Vamos aos fatos: Borat Sagdieyv é um personagem criado pelo humorista
Inglês Sacha Baron Cohen, bastante conhecido da TV britânica. Trata-se de um repórter fictício, machista, anti-semita e politicamente incorreto, que trabalha numa suposta emissora de TV do Casaquistão. O sucesso deste personagem nas emissoras inglesas motivou um grupo de produtores a levantar algo em torno de U$ 18 milhões para que Borat pudesse estrear nos cinemas. Foi realizado então um filme simples, com jeitão amadoresco, onde o tal repórter sai pelos Estados Unidos entrevistando variados grupos de pessoas, perguntando sobre os hábitos, costumes e pensamentos do povo norte-americano. Fingindo ingenuidade, desconhecimento do idioma e de noções básicas de civilidade,.Borat acaba chocando e escandalizando os americanos conservadores, com suas perguntas e posturas inadequadas.
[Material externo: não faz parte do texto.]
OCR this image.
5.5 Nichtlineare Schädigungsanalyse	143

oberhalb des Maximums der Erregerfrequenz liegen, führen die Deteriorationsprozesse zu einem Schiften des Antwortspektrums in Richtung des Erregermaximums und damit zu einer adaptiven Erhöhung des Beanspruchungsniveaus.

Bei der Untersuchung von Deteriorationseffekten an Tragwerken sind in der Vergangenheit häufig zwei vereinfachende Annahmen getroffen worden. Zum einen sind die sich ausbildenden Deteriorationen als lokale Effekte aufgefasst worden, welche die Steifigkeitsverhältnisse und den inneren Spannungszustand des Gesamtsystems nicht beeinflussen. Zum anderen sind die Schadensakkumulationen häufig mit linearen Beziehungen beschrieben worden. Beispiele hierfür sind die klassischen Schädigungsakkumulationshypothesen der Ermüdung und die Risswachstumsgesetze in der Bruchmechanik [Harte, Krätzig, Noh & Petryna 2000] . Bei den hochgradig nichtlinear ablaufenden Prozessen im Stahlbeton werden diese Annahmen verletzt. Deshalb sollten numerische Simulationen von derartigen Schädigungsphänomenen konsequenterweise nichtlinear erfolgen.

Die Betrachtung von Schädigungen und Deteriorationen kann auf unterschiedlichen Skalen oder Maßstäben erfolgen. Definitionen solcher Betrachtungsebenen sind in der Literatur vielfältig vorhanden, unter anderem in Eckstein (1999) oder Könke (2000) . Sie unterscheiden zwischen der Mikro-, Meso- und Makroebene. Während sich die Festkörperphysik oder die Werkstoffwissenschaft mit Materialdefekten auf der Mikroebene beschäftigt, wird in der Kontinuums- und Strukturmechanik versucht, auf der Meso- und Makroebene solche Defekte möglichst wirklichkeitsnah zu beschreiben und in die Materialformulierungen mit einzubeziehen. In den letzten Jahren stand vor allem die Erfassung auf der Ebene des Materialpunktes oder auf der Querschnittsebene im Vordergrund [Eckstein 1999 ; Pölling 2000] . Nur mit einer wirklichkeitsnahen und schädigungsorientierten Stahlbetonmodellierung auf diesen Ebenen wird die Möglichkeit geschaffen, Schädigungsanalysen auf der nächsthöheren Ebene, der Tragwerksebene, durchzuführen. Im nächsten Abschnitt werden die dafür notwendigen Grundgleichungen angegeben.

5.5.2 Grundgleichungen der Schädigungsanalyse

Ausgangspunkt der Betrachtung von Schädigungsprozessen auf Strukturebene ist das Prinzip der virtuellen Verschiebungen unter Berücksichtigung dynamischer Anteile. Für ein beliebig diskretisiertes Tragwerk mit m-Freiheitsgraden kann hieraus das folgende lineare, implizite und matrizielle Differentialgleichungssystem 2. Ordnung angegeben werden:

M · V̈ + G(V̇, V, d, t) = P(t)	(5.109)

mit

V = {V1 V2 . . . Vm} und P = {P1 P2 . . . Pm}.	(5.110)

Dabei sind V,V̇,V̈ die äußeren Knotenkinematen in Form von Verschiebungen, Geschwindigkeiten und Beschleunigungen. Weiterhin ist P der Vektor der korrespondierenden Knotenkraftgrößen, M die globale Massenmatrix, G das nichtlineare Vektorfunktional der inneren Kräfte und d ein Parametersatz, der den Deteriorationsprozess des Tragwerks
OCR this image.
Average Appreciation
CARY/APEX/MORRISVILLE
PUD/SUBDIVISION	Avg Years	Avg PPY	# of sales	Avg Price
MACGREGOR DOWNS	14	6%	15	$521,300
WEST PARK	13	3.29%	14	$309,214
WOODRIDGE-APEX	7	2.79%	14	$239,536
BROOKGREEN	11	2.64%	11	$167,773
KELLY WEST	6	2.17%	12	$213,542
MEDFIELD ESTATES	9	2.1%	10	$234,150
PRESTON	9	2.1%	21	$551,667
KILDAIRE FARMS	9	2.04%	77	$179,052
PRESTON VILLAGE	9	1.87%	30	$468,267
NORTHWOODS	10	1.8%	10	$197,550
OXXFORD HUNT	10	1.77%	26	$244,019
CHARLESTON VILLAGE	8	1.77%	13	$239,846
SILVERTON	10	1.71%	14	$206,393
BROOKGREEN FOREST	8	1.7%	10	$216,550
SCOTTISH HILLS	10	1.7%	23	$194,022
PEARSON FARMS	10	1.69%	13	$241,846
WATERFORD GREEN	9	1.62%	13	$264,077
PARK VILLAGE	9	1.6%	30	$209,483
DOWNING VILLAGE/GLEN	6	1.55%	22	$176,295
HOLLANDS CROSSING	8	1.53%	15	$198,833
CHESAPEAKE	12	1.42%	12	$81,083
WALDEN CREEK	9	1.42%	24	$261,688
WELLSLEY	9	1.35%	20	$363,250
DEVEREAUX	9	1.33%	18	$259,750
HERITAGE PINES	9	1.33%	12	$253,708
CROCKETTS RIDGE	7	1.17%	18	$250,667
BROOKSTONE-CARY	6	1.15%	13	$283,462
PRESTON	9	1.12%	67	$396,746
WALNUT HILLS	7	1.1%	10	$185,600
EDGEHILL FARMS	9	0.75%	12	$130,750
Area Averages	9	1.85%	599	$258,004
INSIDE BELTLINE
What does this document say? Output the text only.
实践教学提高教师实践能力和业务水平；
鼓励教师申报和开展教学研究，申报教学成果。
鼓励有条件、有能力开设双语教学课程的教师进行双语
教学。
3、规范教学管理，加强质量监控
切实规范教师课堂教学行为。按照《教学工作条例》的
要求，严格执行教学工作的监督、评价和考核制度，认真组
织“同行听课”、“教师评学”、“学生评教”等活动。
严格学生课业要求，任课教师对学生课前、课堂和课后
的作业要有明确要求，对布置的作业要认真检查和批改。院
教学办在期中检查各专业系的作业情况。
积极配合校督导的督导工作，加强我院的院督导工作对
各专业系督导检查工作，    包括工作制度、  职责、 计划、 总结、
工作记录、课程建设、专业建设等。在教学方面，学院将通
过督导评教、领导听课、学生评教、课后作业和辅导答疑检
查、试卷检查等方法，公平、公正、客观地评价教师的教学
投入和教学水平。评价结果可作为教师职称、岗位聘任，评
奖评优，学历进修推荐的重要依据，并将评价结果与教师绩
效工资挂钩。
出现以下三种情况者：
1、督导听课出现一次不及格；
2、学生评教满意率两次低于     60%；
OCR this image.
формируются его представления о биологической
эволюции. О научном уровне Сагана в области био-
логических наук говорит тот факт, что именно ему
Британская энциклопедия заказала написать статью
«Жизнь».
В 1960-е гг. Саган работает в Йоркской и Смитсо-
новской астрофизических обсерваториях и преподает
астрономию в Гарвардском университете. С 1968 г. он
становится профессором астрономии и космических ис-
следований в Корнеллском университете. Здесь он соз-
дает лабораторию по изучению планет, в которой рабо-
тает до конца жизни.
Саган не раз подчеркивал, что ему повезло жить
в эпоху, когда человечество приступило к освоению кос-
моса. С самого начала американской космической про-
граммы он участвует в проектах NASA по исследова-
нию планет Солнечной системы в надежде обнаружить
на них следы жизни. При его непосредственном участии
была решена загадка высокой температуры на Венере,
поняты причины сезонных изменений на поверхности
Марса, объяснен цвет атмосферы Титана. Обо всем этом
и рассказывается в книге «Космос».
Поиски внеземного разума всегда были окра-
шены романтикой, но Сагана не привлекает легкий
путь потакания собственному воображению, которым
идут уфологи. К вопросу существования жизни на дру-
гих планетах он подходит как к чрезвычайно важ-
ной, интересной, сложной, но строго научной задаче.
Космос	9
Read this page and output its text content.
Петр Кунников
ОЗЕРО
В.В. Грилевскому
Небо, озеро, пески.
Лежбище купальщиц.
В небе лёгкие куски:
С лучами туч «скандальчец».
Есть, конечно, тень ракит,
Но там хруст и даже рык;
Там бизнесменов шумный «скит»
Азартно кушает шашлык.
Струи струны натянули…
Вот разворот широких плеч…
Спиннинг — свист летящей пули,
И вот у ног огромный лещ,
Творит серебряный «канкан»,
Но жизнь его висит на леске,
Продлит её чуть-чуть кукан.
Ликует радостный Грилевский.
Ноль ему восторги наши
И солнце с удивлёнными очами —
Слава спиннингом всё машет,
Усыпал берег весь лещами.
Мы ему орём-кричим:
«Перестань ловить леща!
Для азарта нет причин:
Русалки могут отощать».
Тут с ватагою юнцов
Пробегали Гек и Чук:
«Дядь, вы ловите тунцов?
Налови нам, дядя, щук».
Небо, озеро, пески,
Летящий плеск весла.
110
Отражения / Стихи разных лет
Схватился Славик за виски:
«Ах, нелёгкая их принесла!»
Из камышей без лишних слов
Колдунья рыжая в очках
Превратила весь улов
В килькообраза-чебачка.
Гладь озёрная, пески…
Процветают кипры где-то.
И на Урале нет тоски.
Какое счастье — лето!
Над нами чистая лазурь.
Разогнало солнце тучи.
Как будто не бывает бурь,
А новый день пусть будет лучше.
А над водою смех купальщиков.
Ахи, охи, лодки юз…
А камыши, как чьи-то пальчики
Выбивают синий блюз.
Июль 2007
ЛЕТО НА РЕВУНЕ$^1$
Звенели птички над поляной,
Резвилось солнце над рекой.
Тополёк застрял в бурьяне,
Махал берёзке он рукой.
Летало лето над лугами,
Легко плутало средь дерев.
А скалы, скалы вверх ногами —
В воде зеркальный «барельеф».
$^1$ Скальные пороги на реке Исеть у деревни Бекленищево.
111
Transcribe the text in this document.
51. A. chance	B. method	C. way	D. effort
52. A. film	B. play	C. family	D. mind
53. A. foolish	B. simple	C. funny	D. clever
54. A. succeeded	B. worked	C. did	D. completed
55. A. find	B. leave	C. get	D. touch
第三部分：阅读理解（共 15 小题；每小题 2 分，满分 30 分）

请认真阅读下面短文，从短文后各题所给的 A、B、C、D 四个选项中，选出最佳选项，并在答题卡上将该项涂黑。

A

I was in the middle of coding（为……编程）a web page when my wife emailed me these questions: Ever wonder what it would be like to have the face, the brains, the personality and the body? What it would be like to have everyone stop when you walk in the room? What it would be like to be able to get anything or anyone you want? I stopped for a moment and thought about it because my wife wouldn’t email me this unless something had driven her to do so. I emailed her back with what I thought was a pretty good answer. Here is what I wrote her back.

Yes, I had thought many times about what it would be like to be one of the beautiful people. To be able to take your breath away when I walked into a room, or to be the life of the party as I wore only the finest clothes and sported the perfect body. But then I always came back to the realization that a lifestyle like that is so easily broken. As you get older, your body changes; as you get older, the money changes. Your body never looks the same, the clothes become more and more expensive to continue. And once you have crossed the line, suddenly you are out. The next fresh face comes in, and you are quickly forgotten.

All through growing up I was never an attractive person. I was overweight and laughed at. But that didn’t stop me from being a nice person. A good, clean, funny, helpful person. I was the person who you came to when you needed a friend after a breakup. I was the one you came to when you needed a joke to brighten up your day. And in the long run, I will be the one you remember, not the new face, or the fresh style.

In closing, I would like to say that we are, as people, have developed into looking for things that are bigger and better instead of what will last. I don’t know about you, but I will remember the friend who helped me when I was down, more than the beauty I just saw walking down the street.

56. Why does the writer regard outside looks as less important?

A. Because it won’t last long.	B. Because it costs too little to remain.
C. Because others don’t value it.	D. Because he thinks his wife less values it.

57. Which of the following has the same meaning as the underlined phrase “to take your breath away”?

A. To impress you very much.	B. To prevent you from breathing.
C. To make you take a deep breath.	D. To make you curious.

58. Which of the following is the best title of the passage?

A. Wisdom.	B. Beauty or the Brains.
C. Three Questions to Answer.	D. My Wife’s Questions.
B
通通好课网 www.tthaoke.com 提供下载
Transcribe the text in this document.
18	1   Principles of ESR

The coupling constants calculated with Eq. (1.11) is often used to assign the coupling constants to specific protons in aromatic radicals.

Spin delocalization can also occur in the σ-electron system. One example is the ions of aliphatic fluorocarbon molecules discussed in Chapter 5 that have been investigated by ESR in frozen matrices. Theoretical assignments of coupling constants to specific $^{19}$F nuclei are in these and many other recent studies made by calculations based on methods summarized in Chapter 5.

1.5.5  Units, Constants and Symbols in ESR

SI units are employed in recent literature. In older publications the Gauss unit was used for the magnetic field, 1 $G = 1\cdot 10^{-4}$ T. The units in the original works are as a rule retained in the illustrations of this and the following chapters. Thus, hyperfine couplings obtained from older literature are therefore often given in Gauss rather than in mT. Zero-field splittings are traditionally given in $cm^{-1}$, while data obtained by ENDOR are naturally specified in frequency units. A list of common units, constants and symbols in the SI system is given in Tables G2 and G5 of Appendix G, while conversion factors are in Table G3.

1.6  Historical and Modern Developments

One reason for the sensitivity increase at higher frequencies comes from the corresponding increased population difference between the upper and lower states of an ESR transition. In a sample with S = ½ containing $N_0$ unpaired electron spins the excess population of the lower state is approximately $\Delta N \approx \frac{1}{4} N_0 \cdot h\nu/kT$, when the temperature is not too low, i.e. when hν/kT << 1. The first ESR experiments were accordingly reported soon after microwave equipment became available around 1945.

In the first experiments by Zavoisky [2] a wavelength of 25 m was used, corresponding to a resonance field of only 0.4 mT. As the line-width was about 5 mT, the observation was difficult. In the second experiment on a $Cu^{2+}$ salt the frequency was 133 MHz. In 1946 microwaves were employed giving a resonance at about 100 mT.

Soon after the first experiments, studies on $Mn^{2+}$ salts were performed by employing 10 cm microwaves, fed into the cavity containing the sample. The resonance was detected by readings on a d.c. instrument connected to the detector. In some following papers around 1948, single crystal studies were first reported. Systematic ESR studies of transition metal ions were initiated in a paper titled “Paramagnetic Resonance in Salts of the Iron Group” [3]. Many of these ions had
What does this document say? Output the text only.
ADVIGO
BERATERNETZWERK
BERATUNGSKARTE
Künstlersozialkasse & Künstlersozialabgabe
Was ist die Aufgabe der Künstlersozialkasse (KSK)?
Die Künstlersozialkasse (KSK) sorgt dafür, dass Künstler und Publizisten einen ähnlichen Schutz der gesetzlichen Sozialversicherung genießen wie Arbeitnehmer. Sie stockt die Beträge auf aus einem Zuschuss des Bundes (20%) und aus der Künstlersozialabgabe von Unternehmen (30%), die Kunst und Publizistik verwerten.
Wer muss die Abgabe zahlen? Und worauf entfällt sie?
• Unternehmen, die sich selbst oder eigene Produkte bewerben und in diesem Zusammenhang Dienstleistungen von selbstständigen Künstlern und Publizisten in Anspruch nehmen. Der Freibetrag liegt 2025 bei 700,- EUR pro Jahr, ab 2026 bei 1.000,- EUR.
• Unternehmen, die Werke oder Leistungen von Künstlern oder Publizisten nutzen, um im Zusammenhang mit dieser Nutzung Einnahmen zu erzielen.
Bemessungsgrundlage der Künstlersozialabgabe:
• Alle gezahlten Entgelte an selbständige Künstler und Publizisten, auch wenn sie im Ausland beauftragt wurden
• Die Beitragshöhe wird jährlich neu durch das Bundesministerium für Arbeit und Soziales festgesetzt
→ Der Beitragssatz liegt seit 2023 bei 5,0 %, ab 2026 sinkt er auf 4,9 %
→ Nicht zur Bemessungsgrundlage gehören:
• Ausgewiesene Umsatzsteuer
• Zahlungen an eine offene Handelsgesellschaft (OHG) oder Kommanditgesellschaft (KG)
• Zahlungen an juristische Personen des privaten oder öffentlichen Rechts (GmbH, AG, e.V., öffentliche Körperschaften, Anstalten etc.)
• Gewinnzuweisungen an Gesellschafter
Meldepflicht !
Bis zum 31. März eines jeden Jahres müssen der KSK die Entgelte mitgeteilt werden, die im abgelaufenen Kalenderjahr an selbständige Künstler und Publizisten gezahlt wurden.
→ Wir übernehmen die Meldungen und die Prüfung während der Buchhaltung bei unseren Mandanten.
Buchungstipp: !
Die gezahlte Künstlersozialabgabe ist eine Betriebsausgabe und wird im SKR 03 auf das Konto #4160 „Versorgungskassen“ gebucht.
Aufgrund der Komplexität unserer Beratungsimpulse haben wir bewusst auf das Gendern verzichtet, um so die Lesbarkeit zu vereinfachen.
Até aí, nada de mais. Apenas mais um filminho que, como tantos, tenta fazer humor às custas do mau gosto. O grande problema é que o tal “filminho” consegue realizar uma super-estréia nos EUA, onde fatura mais de US$ 26 milhões, em 837 cinemas, apenas no primeiro final de semana de exibição. No momento, ele se encaminha para os US$ 130 milhões faturados só nas bilheterias da América do Norte, fora os 23 milhões de libras do mercado britânico. Quer mais? Anote: “Borat” está acumulando premiações inacreditáveis, incluindo o Globo de Ouro de Ator (categoria Comédia) para Sacha Baron, e uma indicação ao Oscar de Roteiro Adaptado que só pode ser mais uma piada (também de mau gosto) da Academia.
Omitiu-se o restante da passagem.